И такой матери-друга, как у тебя, у меня не было. Моя напоминала кусок мыла, долго лежащий в воде. Вечно скользкие руки, белые-белые. Хвалилась, что ни разу в жизни не разожгла печку. Разумеется, для этого у нее всю жизнь существовали цветные слуги. Страшно боялась… из дома вечером ни ногой! И правильно, потому что отец убил пятерых или шестерых ниггеров, и все думали, что рано или поздно его или жену шлепнут. Или из пистолета, или ножом!

— Может, его уже?..

— Я говорю о стране холмов, Эдди, на границе Алабамы и Джорджии! Он еще жив. Ходит по земле! Кстати, я вообще не понимаю, как они меня зачали! Я всегда спала с матерью. До четырнадцати лет. И не помню, чтобы он хоть раз пришел к ней. Все нужное он получал от белого отребья и цветных девчонок. Клал глаз на… заставлял брата брать ее в участок по придуманному поводу. В задней части у них была специальная комната — их скаковая академия с кожаным двуспальным тренажером, скрипучим, как все диваны.

Отец никогда не приходил к матери, как я уже говорила. Но этим небезуспешно занимался мой дядя — его брат. Только матери там уже не было, Одна я. А она уезжала в Миссисипи, к сестре. Отец отправлялся в Штутгарт на охоту, а дядя — ко мне, мать он выкурил из дома. После первого раза она так напугалась, что даже не пикнула. Мышка и удав. А потом притворялась, будто ничего не происходит.

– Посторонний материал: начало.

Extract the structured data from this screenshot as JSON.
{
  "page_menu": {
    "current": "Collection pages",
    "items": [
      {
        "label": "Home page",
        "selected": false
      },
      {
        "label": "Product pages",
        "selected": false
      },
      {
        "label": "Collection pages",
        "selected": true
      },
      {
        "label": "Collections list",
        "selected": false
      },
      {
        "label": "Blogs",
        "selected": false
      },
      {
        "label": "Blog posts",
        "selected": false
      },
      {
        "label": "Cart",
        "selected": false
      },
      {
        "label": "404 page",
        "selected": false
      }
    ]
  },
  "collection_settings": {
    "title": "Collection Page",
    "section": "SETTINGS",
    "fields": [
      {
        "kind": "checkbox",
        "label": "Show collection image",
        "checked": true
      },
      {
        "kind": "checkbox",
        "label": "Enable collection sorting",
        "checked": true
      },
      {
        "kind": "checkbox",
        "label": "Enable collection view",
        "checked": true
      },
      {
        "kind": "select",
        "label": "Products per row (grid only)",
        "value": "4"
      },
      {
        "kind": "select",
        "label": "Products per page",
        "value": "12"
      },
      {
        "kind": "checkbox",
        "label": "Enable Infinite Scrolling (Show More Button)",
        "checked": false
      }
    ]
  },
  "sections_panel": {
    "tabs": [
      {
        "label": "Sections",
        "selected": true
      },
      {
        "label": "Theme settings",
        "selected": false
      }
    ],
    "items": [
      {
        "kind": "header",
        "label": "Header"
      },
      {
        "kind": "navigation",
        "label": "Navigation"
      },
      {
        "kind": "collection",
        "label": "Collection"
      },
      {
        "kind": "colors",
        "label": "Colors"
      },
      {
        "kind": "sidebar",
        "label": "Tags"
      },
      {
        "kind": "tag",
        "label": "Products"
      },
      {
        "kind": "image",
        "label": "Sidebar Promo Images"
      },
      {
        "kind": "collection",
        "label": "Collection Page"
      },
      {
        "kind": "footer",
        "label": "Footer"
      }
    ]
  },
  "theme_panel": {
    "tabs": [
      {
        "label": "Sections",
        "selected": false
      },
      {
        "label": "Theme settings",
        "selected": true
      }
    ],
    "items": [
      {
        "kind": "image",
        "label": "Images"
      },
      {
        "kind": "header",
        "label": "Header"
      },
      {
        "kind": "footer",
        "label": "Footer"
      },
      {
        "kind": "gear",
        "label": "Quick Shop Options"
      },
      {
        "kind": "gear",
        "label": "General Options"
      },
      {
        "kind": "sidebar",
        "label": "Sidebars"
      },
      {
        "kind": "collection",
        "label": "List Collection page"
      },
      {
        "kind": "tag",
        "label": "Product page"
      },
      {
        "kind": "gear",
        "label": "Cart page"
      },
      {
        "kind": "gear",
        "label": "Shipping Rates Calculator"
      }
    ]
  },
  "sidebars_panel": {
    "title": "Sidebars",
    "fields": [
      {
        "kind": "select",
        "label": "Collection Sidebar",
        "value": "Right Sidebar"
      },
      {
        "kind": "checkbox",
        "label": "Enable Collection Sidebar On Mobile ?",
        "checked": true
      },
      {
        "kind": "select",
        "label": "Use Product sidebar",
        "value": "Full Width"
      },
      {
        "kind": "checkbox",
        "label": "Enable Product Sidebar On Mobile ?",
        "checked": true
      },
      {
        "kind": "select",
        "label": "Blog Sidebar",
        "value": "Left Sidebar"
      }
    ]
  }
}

Мне было четырнадцать. Я поняла, что надо действовать самой, коль никому я не нужна. Вот тогда я сбежала из дома. В городок приехала бродячая труппа-шоу. Девчонки в розовых платьицах на представлениях трясли титьками и задницами, называлось это — «Опадающие лепестки роз», а их босс делал шпиль! Они взяли меня с собой, и вскоре я очутилась в Нешвилле.

Шпилер скоро устал трахать «Розовые лепестки» и начал приходить ко мне. Брал ключ у клерка отеля и приходил каждую ночь. У меня появилась работа на пять долларов с мелочью. По возрасту и образованию! Я работала в варьете немного, но и другая работа была в принципе такая же.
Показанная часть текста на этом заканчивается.